第302話 クジラの迷宮


 デコとミラの話を聞いていくたび、この場所の異常さがどんどんと判明していく。


「まず、僕たちのいるこの場所は一番目の胃だ。ここで長い間時間をかけてゆっくりと泥状に溶かして、次の二番目の胃に運びやすい状態にする」


 まず、島クジラは、クジラという名前がついているのと、外見がそれっぽいだけで、中身はまったく別物らしい。


 まず胃だが、彼らが調べた限りで最低でも三つあるそうだ。彼らの故郷がまるごと胃の中に取り込まれたのが今から十数年前だが、飲み込んだ土壌や植物などはまだ半分ほどしか溶かされていない。


「デコさん、さっき最低でも三つって言ってましたけど、それって……」


「僕たちが探索できたのは、三つ目の入口付近までだ。それ以降は危なくて進めなかったから……」


 つまり、四つめ以降があるかもしれず、そして、仮にそこを抜けても、さらにその先がある。


 生物であれば、そのまま消化器官を通って肛門から脱出するのが普通……いや、まずこの状況が異常だが、今はそこは考えない。


「あともう一つなんだけど、ここ、なぜか魔法が使えないのよ。私はこの『火打』のほかに、ちょっとだけ才能があるけど。こいつの胃の中に飲み込まれてから一切発動しなくなっちゃったの」


「念じても発動しない感じですか?」


「いえ。発動しない、というよりは、魔力を体外に放出した直後に、急速に魔力がしぼんでいくって感じね。まるでなにかに吸い取られているような」


 十中八九、魔法の発動を制限されている。以前に光の賢者にやられたことのある魔法の使用を制限する結界と似ている。


 そうなると、ますますこの島クジラ、およそ自然に生み出されたものとは思えない。


 クジラにしては明らかに不自然な内臓の構造、そして魔法の発動を制限する術式の展開。


 魔獣というより、これではまるで――。


「あ、ミラさんに訊きたいんですけど、さっきの戦闘でやった爆発、あれってどんな素材なんですか?」


 見ていた感じ爆薬などの類ではないが、効果は十分なように見えた。


 あれなら今の隆也なら十分戦闘に組み込めるし、改良次第でさらなる威力の増加も見込める。

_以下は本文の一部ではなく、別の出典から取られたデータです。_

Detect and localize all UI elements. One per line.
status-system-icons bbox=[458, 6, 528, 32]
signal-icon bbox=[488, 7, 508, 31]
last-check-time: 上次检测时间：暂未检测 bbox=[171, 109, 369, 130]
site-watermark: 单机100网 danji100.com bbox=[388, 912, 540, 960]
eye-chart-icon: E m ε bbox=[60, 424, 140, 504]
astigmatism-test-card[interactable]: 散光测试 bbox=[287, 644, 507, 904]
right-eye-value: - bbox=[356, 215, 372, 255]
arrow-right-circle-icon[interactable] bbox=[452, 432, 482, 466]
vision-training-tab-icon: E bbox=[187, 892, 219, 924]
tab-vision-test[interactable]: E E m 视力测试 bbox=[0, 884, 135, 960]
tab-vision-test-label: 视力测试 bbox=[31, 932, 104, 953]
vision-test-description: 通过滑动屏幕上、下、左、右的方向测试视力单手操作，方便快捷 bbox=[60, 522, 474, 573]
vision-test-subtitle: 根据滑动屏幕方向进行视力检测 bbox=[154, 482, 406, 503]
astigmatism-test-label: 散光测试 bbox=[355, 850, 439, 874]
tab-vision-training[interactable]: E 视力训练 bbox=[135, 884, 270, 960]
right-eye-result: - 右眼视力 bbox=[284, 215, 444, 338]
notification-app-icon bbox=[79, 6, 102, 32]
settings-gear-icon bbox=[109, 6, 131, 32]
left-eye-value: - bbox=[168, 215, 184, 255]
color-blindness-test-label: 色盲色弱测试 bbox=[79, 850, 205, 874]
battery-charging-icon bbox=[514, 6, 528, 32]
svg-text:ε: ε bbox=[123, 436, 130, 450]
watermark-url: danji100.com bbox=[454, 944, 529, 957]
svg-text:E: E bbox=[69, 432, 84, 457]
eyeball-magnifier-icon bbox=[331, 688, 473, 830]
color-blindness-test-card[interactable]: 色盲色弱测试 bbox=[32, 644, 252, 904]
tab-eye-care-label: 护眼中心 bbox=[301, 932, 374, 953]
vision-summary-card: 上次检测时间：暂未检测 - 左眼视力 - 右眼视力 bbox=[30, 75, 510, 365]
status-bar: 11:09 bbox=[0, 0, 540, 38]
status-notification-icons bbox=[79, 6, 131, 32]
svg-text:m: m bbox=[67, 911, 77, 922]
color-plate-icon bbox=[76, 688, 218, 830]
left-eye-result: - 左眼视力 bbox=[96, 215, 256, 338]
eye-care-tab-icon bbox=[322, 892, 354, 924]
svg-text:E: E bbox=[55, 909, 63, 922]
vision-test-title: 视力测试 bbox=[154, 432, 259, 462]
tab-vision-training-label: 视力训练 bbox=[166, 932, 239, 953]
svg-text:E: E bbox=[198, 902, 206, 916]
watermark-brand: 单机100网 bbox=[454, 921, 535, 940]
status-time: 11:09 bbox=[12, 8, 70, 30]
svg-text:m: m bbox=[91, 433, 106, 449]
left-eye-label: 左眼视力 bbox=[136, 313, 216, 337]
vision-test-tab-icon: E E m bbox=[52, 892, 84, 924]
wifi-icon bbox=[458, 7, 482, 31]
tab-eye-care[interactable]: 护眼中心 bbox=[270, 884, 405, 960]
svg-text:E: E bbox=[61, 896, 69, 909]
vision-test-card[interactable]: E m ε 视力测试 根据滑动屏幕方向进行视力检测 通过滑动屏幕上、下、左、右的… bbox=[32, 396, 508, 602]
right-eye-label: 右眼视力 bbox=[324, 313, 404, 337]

「ああ、あれね……私たちも探索中に拾っただけで、ちょっとの火でもあっという間に爆裂する以外はなにもわからないの。確か、二番目の胃を探索してた時に拾ったやつだっけ?」


「うん。消化液だまりの中で明らかに不気味な色した物体が浮いてたからさ。あんな感じで逃げる時や注意を引くときなんかは、重宝させてもらってるよ。といっても、たまにしか取れないんだけどね」


 研究用に少し譲ってほしかったが、あいにく先ほどのものが最後で、欲しいのであればまた探索しなければならないという。


「――とにかく、今日のところはもう休もう。胃の中だから、どうしてもその動きにあわせて微妙に揺れちゃうけど、まあ、しばらくすれば慣れると思うから」


「ですね」


 話をしていた時は我慢していたが、これまでの戦闘で精神力を使い果たしたのか、瞼がやけに重い。用意された寝床はお世辞にもいいものはいえないが、それでも、入った途端すぐに眠りに落ちてしまいそうだ。


「水分が欲しい時はいつでも言ってくれ。僕のほうで作ってあげるから」


 家の中にはろ過のための道具があり、胃の中で水分を含んだ泥などから不純物を取り除き、それを飲み水にしているという。


「ちなみにその水分の元は……」


「……知りたいなら教えるけど」


「やっぱりいいです」


 予想は出来るが、聞くときっと飲めなくなってしまうから、曖昧にしておいた方が身のためだ。


 回復薬以外で初めてのまともな水分を飲み干して、隆也は床についた。


 ぼんやりと建物の天井を眺めながら、隆也は傍らの道具袋を引き寄せた。


「モルルからはなんの反応もなし、か」


 島クジラの体内は魔法の使用は不可だが、異能の使用は出来る。なので、モルルの異能である『倉庫』で、隆也のもとへはすぐに移動できるはずなのだが。


「ラルフ、モルル……無事でいてくれればいいけど……」


 少女の手によって引き離された二人の仲間のことを心配しつつ、隆也はいったん、眠りへと落ちた。